Byrne's observations and insights into the unique pleasures and pitfalls of urban cycling in each particular city are well worth the read, as are his broader discussions of cycling's social benefits. But what really animates the book are his digressions. Each place conjures a variety of subjects for him to ruminate on: in one deindustrialized American city, he explores the post-modern landscape, where there are "simulated streets" and industrial park landscaping that "refers to" a "memory of landscape," places that are really "places" in quotation marks. Berlin evokes notions of man's domination of nature, as well as collective and individual self-denial. In Manila, Byrne thinks about control, exploitation, and disco; in London, his thoughts turn to William Burroughs' "policeman inside," who permits us to think certain thoughts and forbids us from thinking others.

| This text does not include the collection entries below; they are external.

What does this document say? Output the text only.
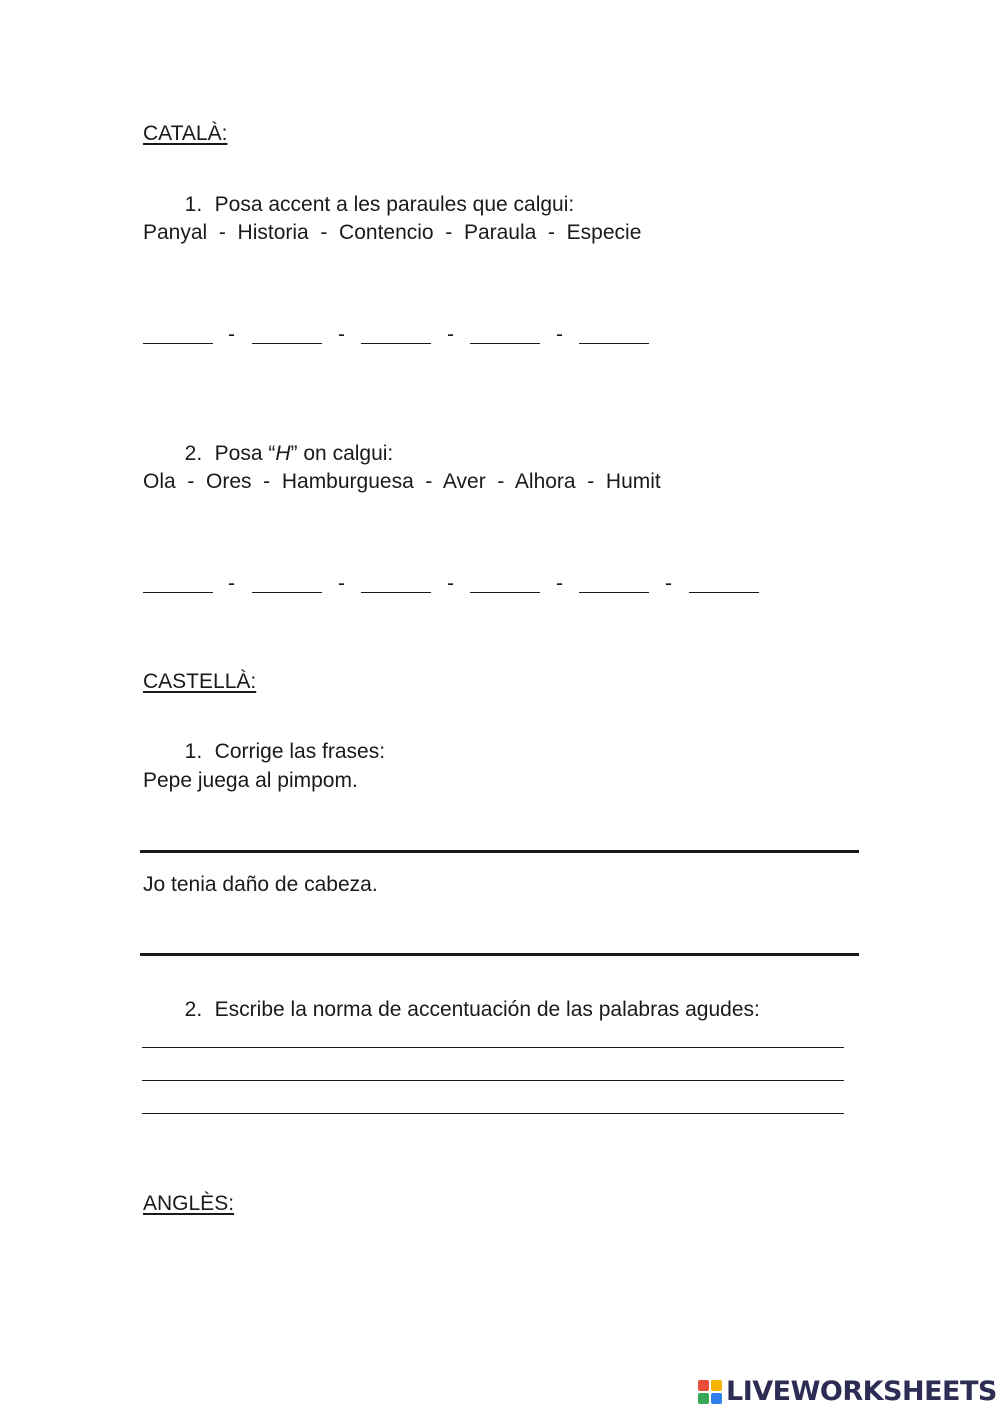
CATALÀ:

1. Posa accent a les paraules que calgui:

Panyal  -  Historia  -  Contencio  -  Paraula  -  Especie
-	-	-	-

2. Posa “H” on calgui:

Ola  -  Ores  -  Hamburguesa  -  Aver  -  Alhora  -  Humit
-	-	-	-	-
CASTELLÀ:

1. Corrige las frases:

Pepe juega al pimpom.
Jo tenia daño de cabeza.

2. Escribe la norma de accentuación de las palabras agudes:

ANGLÈS:
LIVEWORKSHEETS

Skimming the book again in order to write this review, I was struck by how deftly Byrne navigates from subject to subject, and at how casually and informally he investigates them. In addition to everything he has to say about cycling in cities, he intelligently addresses some heavy topics, like colonization, urban decay, the connection between beauty and death, the way architecture can mirror culture, the absence of meaning in life, and the relationship of artists to art, but always in a somewhat disengaged, relaxed style, and usually in just enough depth to pique the reader's interest before hopping to another engaging topic. It's a delightful stylistic device, this restlessness, because it is reminiscent of the many fleeting impressions one gets while biking. His stripped-down, conversational tone belies the gravity of some of his subject matter, and gives the book a breezy feel: he's rarely moralizing, and never establishing and defending a thesis -- just asking interesting questions (and occasionally offering tentative answers).